13 years ago our CEO Daniel M Jackson wrote a book that marked a seminal moment in the history of sonic branding. The book is called ‘Sonic Branding: An Introduction’.
This week's extract touches on the science of sound and its role as a call to action for the brain...
The sciency bit
In studies conducted on children by the eminent psychologist Roger Brown, it was found that children exposed to new pieces of music that they had never heard before, reacted uniformly to the emotional content of the music, be it happy, sad or aggressive. He provided scientific evidence for the existence of musical devices and archetypes that make us a feel a certain way, regardless of the context, our mood or any prior associations. Anecdotally, we know this anyway. Any group of people listening, for example, to the opening passages of the Jaws theme by John Williams will feel the emotion of fear. It is composed according to stereotype.
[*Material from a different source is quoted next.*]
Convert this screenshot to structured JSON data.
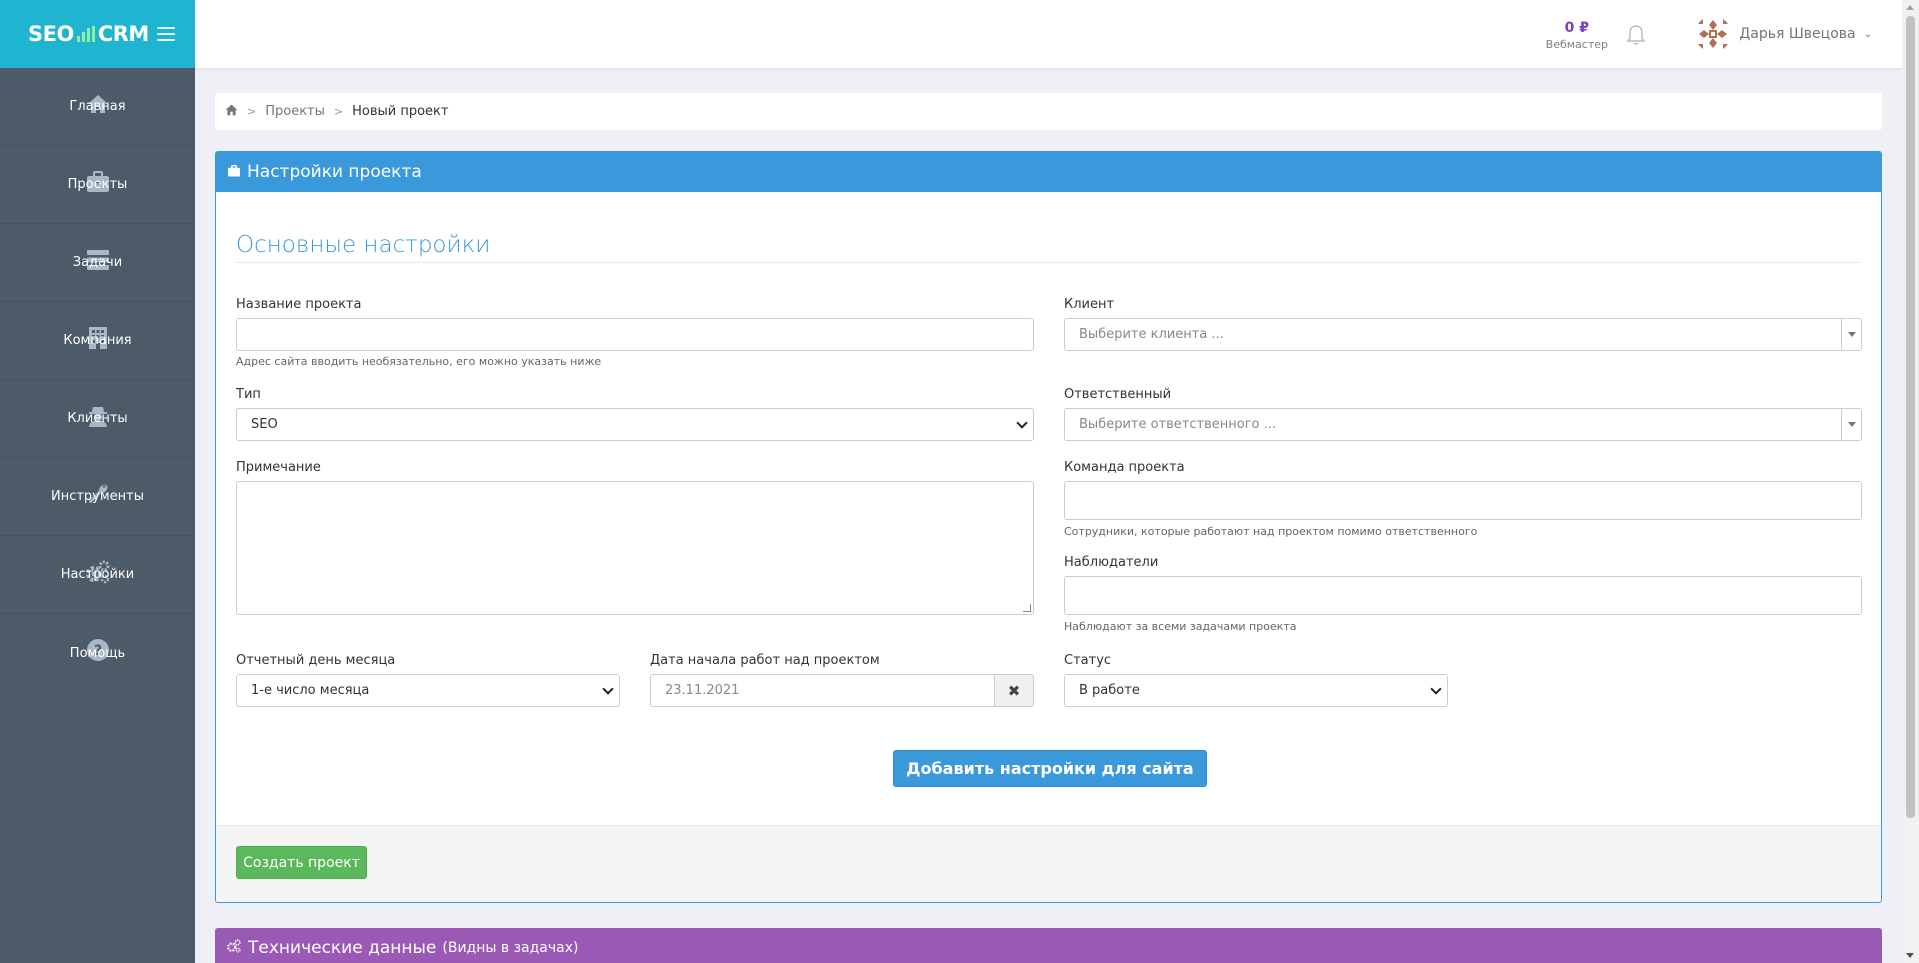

This is very good news for sonic branding. It means we can call upon the collective unconscious and design emotional messages. In much the same way as the Bauhaus pointed to a natural relationship between emotion, colour and shape - the dynamic yellow triangle, serene blue circle and static red square - so we can point to similar relationships in melody, harmony and instrumentation.
The ability to engage in emotional engineering is of the essence of branding and is the second reason, along with the call to action, why music is potentially the most powerful branding tool we have. To elevate music and sound above graphics or visuals as brand communicators could be seen as controversial. It is clear, however, that music or sonic stimuli have the ability to move or arouse us more quickly and more deeply than visual stimulus. A picture of a woman laughing may bring a smile to our faces but if we hear that woman's laughter we will probably laugh too. The opposite is even stronger. Pictures of war can be disturbing but to hear the screams and the explosions is far more powerful.